Page:Lemonnier - Happe-chair, 1908.djvu/76

Le texte de cette page a été corrigé et est conforme au fac-similé.

Qu’est-ce qu’il y avait, après tout, de si compliqué dans un mariage ? On va trouver le secrétaire de la mairie : on lui dit qu’on veut se mettre en ménage, et il se charge de vous fournir les petits papiers.

— Ben, si c’est pas plus difficile que ça, finit-il par dire, vas-y lui demander, les papiers.

C’était un des traits de son caractère d’ouvrier que cette paresse aux démarches : il appréhendait les formalités, la publicité des bans, les écritures, toute cette paperasserie à remuer. Quantité, pour ne point passer par là, s’éternisaient dans le concubinage, et, n’était cette notion du devoir qui chez lui primait irrésistiblement tous les autres entraînements, volontiers il eût fait comme eux. Mais, du moment qu’il pouvait se décharger sur elle de l’ennui des courreries, il ne voyait plus d’empêchement à se marier à bref délai.

Clarinette se rendit donc un matin à la mairie : dès les premiers mots du secrétaire, un personnage à lunettes plantées sur le bout du nez, rauque et mal complaisant, elle fut épouvantée de toute la multiplicité de certificats et de permis qu’il fallait à cette chose si simple : vivre à deux. Comme la mère de Huriaux était née en pays flamand, quelque part, très loin, on dut attendre quinze jours l’arrivée des papiers constatant la filiation de Jacques.
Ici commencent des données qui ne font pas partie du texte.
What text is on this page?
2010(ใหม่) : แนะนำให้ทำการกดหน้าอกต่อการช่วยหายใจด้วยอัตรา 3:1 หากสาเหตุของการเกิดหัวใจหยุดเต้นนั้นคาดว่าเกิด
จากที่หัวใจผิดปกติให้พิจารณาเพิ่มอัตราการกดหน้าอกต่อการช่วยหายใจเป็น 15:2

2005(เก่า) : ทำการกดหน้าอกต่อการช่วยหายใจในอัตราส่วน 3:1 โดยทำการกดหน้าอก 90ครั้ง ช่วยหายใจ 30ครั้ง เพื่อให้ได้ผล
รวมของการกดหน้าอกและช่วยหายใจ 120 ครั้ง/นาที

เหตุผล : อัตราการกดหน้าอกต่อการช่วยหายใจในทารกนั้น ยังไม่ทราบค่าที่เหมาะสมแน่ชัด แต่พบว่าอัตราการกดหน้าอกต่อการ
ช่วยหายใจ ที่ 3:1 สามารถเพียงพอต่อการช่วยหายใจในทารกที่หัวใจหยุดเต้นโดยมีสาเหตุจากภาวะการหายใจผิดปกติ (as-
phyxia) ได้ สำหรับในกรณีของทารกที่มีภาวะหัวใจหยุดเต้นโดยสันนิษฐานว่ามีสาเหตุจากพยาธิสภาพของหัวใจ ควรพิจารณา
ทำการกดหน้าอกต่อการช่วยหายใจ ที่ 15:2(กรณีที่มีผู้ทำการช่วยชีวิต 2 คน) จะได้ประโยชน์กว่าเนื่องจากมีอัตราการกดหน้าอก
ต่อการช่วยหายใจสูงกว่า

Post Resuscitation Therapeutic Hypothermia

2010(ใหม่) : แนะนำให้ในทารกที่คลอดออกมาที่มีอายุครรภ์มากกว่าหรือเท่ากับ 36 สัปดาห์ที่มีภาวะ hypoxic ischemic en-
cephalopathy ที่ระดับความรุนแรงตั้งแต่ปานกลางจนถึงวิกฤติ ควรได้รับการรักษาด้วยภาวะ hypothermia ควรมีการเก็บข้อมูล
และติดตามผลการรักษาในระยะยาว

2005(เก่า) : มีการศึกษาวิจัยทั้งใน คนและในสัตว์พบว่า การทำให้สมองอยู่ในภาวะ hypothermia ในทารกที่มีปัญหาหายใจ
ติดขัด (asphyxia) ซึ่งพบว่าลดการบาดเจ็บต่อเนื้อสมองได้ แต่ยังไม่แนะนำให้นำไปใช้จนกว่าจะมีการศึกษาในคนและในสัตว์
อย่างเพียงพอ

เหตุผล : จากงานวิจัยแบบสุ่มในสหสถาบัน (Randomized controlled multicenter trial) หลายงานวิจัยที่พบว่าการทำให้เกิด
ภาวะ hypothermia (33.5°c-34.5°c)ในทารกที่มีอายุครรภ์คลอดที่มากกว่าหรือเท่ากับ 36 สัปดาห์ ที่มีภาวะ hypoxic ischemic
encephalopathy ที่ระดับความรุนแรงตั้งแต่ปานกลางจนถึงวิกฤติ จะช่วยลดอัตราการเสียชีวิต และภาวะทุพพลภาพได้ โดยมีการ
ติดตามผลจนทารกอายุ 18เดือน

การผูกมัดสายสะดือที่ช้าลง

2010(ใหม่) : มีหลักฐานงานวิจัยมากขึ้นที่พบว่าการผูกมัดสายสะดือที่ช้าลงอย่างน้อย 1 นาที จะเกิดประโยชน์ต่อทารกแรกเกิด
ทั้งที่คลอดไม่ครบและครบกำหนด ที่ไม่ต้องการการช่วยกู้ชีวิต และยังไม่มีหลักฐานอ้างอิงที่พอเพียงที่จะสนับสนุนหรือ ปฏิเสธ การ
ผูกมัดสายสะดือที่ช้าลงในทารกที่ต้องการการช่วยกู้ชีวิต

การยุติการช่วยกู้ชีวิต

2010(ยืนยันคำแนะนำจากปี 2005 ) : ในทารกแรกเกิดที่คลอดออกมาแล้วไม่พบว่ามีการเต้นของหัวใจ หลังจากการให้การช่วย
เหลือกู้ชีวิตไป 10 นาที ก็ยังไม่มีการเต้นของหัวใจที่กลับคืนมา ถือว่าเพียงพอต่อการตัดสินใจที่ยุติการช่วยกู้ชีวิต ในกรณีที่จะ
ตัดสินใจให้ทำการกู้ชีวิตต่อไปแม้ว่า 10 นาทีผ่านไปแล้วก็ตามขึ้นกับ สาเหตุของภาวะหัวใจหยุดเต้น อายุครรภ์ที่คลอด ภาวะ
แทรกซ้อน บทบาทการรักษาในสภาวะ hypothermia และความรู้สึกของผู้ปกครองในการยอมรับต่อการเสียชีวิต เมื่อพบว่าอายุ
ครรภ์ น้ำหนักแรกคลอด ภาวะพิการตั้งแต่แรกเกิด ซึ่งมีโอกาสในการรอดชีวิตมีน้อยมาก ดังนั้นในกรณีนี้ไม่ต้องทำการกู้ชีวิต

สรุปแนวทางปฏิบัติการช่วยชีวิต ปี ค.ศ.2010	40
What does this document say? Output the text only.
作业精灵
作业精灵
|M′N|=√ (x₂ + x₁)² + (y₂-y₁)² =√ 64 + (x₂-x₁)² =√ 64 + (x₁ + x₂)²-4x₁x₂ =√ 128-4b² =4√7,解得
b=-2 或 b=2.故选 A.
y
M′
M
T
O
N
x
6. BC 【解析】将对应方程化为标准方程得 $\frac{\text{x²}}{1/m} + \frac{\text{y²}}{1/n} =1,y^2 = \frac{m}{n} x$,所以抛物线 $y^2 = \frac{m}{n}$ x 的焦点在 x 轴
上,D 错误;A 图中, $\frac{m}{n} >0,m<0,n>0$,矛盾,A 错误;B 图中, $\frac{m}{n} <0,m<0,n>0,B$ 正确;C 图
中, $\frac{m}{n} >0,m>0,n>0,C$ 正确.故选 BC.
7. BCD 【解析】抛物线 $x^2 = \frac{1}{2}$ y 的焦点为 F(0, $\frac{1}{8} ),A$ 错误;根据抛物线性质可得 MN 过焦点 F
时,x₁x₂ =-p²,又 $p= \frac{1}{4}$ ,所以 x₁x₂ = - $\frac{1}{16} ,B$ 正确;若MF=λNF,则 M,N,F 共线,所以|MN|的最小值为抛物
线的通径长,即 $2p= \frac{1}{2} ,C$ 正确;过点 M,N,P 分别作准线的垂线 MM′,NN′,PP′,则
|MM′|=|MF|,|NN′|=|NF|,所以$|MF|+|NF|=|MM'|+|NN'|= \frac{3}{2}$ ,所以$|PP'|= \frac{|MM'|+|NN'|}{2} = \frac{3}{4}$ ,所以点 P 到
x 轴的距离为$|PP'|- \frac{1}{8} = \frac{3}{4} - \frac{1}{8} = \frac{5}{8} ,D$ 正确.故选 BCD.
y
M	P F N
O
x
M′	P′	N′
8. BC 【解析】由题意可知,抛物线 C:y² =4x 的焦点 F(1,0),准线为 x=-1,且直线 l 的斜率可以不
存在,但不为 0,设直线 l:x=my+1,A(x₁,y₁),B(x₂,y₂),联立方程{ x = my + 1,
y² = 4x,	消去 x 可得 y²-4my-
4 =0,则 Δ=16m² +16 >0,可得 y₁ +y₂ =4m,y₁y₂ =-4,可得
Puis le consentement de Félicité parut une grosse difficulté, en raison du mauvais gré qu’elle avait toujours témoigné à sa fille. Jacques ayant écrit pour celle-ci une lettre respectueusement tournée dans laquelle Clarinette lui demandait sa bénédiction et le reste, la rude commère fit répondre par son vaurien de Célestin qu’ils eussent l’un et l’autre à venir lui faire la requête en personne.

Cette fois le puddleur fut sur le point d’envoyer tout au diable ; mais Clarinette sauva la situation en déclarant qu’elle irait seule. Elle partit le dimanche suivant pour les Breteaux, et, en chemin, rencontra Cigognier qui filait à la ville. Il y avait plus de deux ans qu’ils ne s’étaient vus ; il la trouva belle fille, et l’idée de son prochain mariage l’allumant, son mufle de bouc grimaça lascivement :

— Viens une miette dans le bois qué j’té dise un mot, fit-il en lui coulant une œillade louche.